HARFLOW3D: A Latency-Oriented 3D-CNN Accelerator Toolflow for HAR on FPGA Devices
Petros Toupas, Alexander Montgomerie-Corcoran, Christos-Savvas Bouganis, Dimitrios Tzovaras
TL;DR
HARFLOW3D tackles the latency-optimized deployment of 3D CNNs for HAR on FPGAs by introducing an automated, streaming-architecture toolflow that maps ONNX models to FPGA designs using a SDFG-based representation and latency-aware design-space exploration. The approach combines a neural-network parser, detailed hardware-building blocks with runtime configurability, performance and resource models, and simulated-annealing-based scheduling to produce pareto-optimal latency-accuracy designs across diverse models and devices. Key contributions include the ONNX-to-SDFG parser, a rich set of parameterizable hardware blocks, and a comprehensive validation across multiple 3D HAR models and FPGA platforms, showing competitive latency against hand-tuned baselines and up to significant improvements in certain cases. Overall, HARFLOW3D demonstrates substantial potential for practical, low-latency HAR on FPGA, enabling broader adoption of 3D-CNN HAR on resource-constrained hardware and paving the way for extensions to other 3D domains.
Abstract
For Human Action Recognition tasks (HAR), 3D Convolutional Neural Networks have proven to be highly effective, achieving state-of-the-art results. This study introduces a novel streaming architecture based toolflow for mapping such models onto FPGAs considering the model's inherent characteristics and the features of the targeted FPGA device. The HARFLOW3D toolflow takes as input a 3D CNN in ONNX format and a description of the FPGA characteristics, generating a design that minimizes the latency of the computation. The toolflow is comprised of a number of parts, including i) a 3D CNN parser, ii) a performance and resource model, iii) a scheduling algorithm for executing 3D models on the generated hardware, iv) a resource-aware optimization engine tailored for 3D models, v) an automated mapping to synthesizable code for FPGAs.
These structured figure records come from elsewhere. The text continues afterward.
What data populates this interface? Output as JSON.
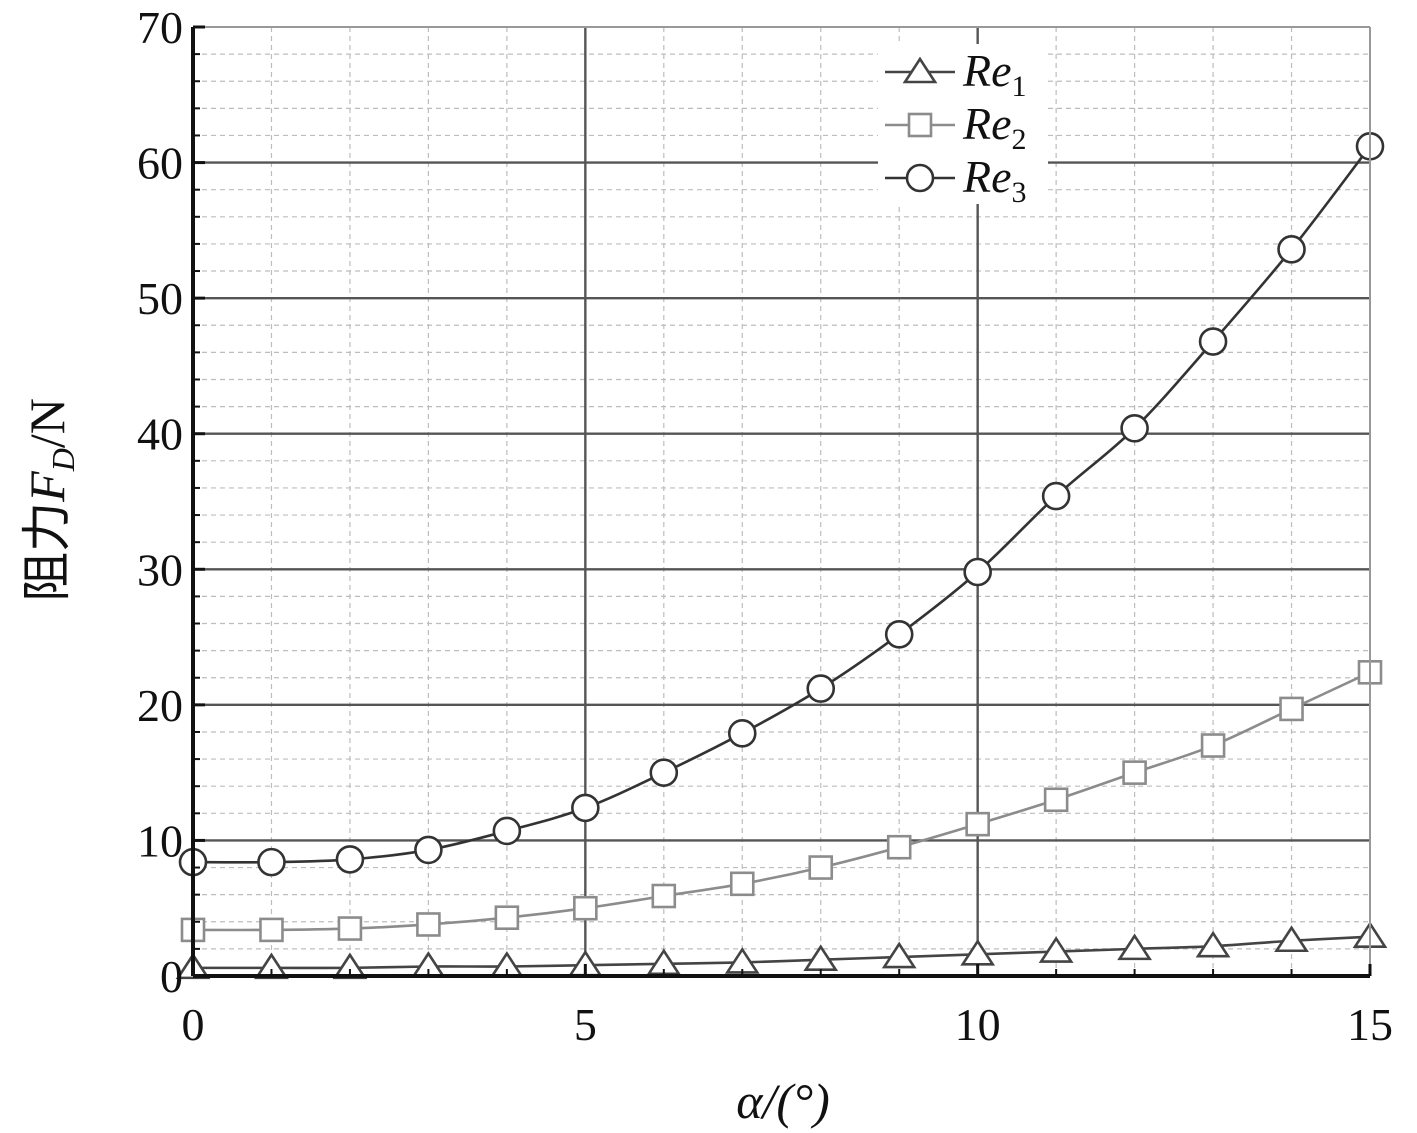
{
  "chart_data": {
    "type": "line",
    "xlabel": "α/(°)",
    "ylabel": "阻力F_D/N",
    "ylabel_parts": {
      "prefix": "阻力",
      "symbol": "F",
      "subscript": "D",
      "suffix": "/N"
    },
    "xlim": [
      0,
      15
    ],
    "ylim": [
      0,
      70
    ],
    "x_ticks": [
      "0",
      "5",
      "10",
      "15"
    ],
    "y_ticks": [
      "0",
      "10",
      "20",
      "30",
      "40",
      "50",
      "60",
      "70"
    ],
    "grid": true,
    "legend_position": "top-right",
    "x": [
      0,
      1,
      2,
      3,
      4,
      5,
      6,
      7,
      8,
      9,
      10,
      11,
      12,
      13,
      14,
      15
    ],
    "series": [
      {
        "name": "Re1",
        "name_parts": {
          "base": "Re",
          "sub": "1"
        },
        "marker": "triangle",
        "color": "#444444",
        "values": [
          0.6,
          0.6,
          0.6,
          0.7,
          0.7,
          0.8,
          0.9,
          1.0,
          1.2,
          1.4,
          1.6,
          1.8,
          2.0,
          2.2,
          2.6,
          2.9
        ]
      },
      {
        "name": "Re2",
        "name_parts": {
          "base": "Re",
          "sub": "2"
        },
        "marker": "square",
        "color": "#8c8c8c",
        "values": [
          3.4,
          3.4,
          3.5,
          3.8,
          4.3,
          5.0,
          5.9,
          6.8,
          8.0,
          9.5,
          11.2,
          13.0,
          15.0,
          17.0,
          19.7,
          22.4
        ]
      },
      {
        "name": "Re3",
        "name_parts": {
          "base": "Re",
          "sub": "3"
        },
        "marker": "circle",
        "color": "#333333",
        "values": [
          8.4,
          8.4,
          8.6,
          9.3,
          10.7,
          12.4,
          15.0,
          17.9,
          21.2,
          25.2,
          29.8,
          35.4,
          40.4,
          46.8,
          53.6,
          61.2
        ]
      }
    ]
  }
}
The ability of the toolflow to support a broad range of models and devices is shown through a number of experiments on various 3D CNN and FPGA system pairs. Furthermore, the toolflow has produced high-performing results for 3D CNN models that have not been mapped to FPGAs before, demonstrating the potential of FPGA-based systems in this space. Overall, HARFLOW3D has demonstrated its ability to deliver competitive latency compared to a range of state-of-the-art hand-tuned approaches being able to achieve up to 5$\times$ better performance compared to some of the existing works.